Depois de muito tempo, finalmente consegui reunir algumas das imagens feitas durante a viagem para a Bolívia e o Peru e montar um pequeno vídeo com elas. Escolhi a música Latinoamérica da banda Calle 13. Essa banda de Porto Rico me emocionou muito com essa música. Sempre que a escuto ou vejo o maravilhoso clipe que fizeram, fico tocada. E não é exagero dizer que foi por causa desse vídeo que decidi ir viajar.

A minha intenção era fazer um pequeno resumo do que vi. Compartilho aqui com vocês!

Espero que gostem! =)

 





Direto do lago Titicaca

4 02 2012

Sai de La Paz por volta das 14h em direção a Copacabana. Comprei a passagem de ônibus no Terminal de Autobuses e paguei 30 bolivianos (mais a taxa do terminal de 2Bs). Depois descobri que poderia ter pago mais barato, se fosse até o cemitério da cidade, lugar de onde saem inúmeros ônibus para lá e outros lugares.

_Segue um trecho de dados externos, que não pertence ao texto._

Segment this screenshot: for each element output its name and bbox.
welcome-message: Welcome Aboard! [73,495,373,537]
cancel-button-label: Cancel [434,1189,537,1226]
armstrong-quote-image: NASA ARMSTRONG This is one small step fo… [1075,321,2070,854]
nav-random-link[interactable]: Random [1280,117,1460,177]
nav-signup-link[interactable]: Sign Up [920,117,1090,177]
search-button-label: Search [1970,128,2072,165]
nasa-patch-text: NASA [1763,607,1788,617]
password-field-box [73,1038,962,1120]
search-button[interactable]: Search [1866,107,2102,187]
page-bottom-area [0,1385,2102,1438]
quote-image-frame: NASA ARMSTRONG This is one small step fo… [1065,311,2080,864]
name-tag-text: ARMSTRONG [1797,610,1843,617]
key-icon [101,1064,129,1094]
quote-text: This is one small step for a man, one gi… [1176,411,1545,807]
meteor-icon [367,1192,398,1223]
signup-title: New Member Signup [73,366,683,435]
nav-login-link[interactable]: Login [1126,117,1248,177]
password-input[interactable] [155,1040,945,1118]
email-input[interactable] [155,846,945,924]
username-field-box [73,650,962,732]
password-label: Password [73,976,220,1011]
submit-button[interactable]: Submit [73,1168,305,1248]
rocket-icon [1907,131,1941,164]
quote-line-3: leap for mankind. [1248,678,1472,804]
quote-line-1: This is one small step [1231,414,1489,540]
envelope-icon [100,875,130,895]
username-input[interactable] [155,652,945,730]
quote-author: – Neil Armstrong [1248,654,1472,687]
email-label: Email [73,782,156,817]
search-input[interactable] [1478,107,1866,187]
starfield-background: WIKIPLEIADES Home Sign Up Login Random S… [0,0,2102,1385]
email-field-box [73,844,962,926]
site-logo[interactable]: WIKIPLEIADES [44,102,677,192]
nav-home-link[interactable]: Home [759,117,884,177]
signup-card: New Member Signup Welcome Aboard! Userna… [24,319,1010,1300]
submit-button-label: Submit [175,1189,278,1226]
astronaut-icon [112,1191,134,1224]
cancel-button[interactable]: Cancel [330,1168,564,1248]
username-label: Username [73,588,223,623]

A viagem foi tranqüila e eu estava com uma expectativa bem grande de chegar logo. Depois de aproximadamente quatro horas e meia de viagem, chegamos a um ponto que todos tivemos que sair do ônibus para atravessarmos uma parte do lago Titicaca, antes de chegar a Copacabana. É muito interessante, deixamos as mochilas no ônibus e embarcamos em um barco pequeno, que cabem cerca 12 a 15 pessoas. A travessia leva cerca de 20 minutos. E o ônibus? Bom, ele também vai, em seu próprio transporte: balsa.

Ônibus levado pela balsa para cruzar o Titicaca

Chegamos ao outro lado, já São Pedro de Tiquina, recuperamos nosso ônibus de volta e seguimos viagem por mais alguns minutos. Copacabana é uma cidade pequena, de 25 mil habitantes, e não tem rodoviária. Todos os ônibus chegam na mesma rua, onde estão localizadas dezenas de pequenas agências de turismo que organizam passeios a Isla Del Sol e também viagens a cidades próximas ou cidades peruanas. A altitude aqui é de 3.810m acima do nível do mar.

Logo ao sair do ônibus, conheci duas brasileiras que estavam pensando em dormir uma noite na Isla Del Sol ao invés de passar as duas noites em Copacabana. Não tinha pensado nisso, mas me pareceu uma boa ideia ter mais tempo para explorar a ilha. Como elas também iam depois a Puno, marcamos de tentar ver a ida a esses lugares juntas. Antes, apenas íamos deixar as coisas no hostel e voltar ali para a rua central em meia hora.

Em São Pedro de Tiquina, Bolívia

Pois bem, o hostel. Primeira zica da viagem. Havia já visto um lugar para ficar ainda quando estava no Brasil, liguei para eles durante essa parte do planejamento e eles me garantiram que para reservar um quarto, tudo que precisava fazer era ligar um dia antes para reafirmar minha ida a cidade. Ok, estava em La Paz, liguei para eles um dia antes e a resposta que tive foi que todos os quartos estavam cheios. Não havia vagas. Tentei argumentar e tudo mais, mas não havia negócio, eles não reservaram e ponto. O nome do lugar é Hotel Ambassador. (fica a dica).

Tentei outro, então: Hotel Emperador. Falei com uma senhora muito simpática, perguntei tudo sobre o lugar, era até mais barato que o primeiro. Fiz ela escrever meu nome e repetir para ver se havia entendido. Tudo certo. Cheguei em Copacabana e peguei um taxi até o lugar, pois aparentemente, não era tão perto para quem estava com uma mochila de 12 quilos nas costas. No hotel, um rapaz novo me atendeu. Falei sobre a minha reserva e…. “todos os quartos estão cheios”. COMO assim? Tentou encontrar a senhora com quem eu tinha falado, mas nada. Procurou em um caderno, todo bagunçado, meu nome e nada. Nessas horas e circunstâncias não tem muito o que fazer, até porque “direitos do consumidor” não é algo do dia a dia boliviano.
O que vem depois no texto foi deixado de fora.